NBA regular season games were averaging Nielsen-estimated 1.91 million viewers across NBCUniversal, ESPN and Amazon Prime Video through the first month of the season, a figure that includes Adobe Analytics for NBC games — up 30 percent from last year and the highest average for the first month of play since 2017.
Including NBA TV, that increase rises to 52 percent. NBA TV is airing fewer games this season, giving this season an advantage over past years.
Keep in mind that Nielsen in September shifted to a new “Big Data + Panel” metric that adds viewership from smart TVs, set-top boxes and select providers’ internal third-party data (including Amazon) to the traditional Nielsen panel. Neither that — nor Nielsen’s previous expansion of out-of-home viewing in February — would fully explain a year-over-year increase of such size, but those methodological changes will generally skew historical comparisons.
While the main takeaway of the NBA’s media rights deals was the size of the rights fee — about $7 billion annually, for an 11-year total of $77 billion — the deal was also notable because the league was able to increase its reach. There is now a weekly, season-long package of games on primetime broadcast television, a first for the league.
Typically, leagues have to sacrifice reach in order to maximize media rights revenue. Instead, the NBA was able to increase both — and games during the first month of play reached 60.27 million unique viewers, nearly doubling last year and the highest since 2010.
As for last week’s games, the third edition of NBC’s “Coast 2 Coast Tuesdays” — Celtics-Sixers in most markets and Nuggets-Kings on the West Coast — topped week four of the season with an average of 2.9 million across Nielsen and Adobe Analytics. (NBC is the only network whose streaming viewership is not tracked by Nielsen, and as such it issues a combined figure across the two measurement companies.)
On a Nielsen-only basis, the telecast was the most-watched of NBC’s three regionalized Tuesday night windows with a 1.3 rating and 2.24 million viewers. On the equivalent night last year, TNT drew a 1.2 and 2.14 million for Mavericks-Warriors and a 0.9 and 1.71 million for Knicks-Sixers. As might go without saying, it is simply not possible to provide an apples-to-apples comparison between a regionalized window on broadcast and a fully national doubleheader on cable.

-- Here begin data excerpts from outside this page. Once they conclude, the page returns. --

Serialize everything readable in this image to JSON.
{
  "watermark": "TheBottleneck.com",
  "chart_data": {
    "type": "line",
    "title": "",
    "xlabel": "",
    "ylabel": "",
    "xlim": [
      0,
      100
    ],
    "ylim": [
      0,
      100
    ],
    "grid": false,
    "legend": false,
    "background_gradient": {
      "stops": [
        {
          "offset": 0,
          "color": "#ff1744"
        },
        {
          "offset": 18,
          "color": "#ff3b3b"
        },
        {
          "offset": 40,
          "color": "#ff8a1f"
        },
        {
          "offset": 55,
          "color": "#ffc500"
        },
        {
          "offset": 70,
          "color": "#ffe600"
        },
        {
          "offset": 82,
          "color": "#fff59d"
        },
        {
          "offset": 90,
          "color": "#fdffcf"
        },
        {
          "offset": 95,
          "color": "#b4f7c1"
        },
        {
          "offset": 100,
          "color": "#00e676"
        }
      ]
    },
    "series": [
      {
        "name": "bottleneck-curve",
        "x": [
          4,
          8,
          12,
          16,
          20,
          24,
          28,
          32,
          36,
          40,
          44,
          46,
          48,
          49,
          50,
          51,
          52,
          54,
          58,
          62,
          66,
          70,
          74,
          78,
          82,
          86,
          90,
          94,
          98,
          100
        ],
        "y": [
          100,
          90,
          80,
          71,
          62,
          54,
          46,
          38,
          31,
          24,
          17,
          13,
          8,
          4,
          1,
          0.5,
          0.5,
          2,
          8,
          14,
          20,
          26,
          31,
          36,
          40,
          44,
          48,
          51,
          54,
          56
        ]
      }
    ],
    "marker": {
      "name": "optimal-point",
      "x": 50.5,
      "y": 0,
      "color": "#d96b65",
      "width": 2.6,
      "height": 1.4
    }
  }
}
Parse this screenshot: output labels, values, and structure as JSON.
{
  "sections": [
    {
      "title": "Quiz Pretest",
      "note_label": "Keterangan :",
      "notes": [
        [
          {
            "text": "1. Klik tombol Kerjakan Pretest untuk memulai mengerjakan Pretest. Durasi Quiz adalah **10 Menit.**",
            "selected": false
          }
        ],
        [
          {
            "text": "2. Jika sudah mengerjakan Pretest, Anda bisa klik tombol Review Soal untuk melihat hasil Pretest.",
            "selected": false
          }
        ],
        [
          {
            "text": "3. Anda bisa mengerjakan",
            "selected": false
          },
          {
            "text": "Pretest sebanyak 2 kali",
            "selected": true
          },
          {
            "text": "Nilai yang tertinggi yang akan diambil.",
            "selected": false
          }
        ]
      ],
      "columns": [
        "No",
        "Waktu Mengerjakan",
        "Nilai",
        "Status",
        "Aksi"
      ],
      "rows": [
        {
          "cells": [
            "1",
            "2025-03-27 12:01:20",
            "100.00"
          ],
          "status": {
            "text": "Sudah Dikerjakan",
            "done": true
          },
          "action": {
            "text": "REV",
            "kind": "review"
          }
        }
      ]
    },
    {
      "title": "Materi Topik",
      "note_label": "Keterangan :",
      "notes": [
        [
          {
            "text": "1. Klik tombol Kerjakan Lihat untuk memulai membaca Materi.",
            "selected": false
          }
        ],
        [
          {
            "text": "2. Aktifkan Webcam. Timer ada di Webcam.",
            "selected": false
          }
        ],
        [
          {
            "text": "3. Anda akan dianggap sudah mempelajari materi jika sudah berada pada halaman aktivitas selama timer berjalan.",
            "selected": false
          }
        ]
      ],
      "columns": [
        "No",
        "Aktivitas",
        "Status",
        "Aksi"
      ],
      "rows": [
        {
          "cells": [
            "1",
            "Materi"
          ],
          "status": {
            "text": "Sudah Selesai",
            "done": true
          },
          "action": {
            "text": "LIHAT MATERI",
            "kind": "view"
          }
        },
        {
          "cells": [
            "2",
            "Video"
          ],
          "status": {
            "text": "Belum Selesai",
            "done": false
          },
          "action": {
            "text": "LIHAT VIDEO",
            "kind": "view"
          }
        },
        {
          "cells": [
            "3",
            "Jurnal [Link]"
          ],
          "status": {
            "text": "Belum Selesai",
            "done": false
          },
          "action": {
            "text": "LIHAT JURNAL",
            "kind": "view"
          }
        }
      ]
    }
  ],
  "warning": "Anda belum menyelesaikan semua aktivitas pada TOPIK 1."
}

Also hitting a high in week four was Amazon Prime Video, which averaged a 0.7 and 1.43 million for Warriors-Spurs last Friday night — up a tick and 40 percent respectively from Grizzlies-Warriors on ESPN last year (0.6, 1.03M). The Warriors’ narrow win was the most-watched NBA game of the week among adults 18-34 and 18-49, per Amazon.
ESPN the previous night drew a 0.8 and 1.46 million for Lakers-Thunder, preceded by a 0.7 and 1.31 million for Magic-Knicks. The late game, an Oklahoma City blowout, declined from last year’s 0.9 and 1.52 million for Grizzlies-Lakers. The early game increased from a lower-profile pairing of the Pelicans and Thunder last year (0.6, 1.08M).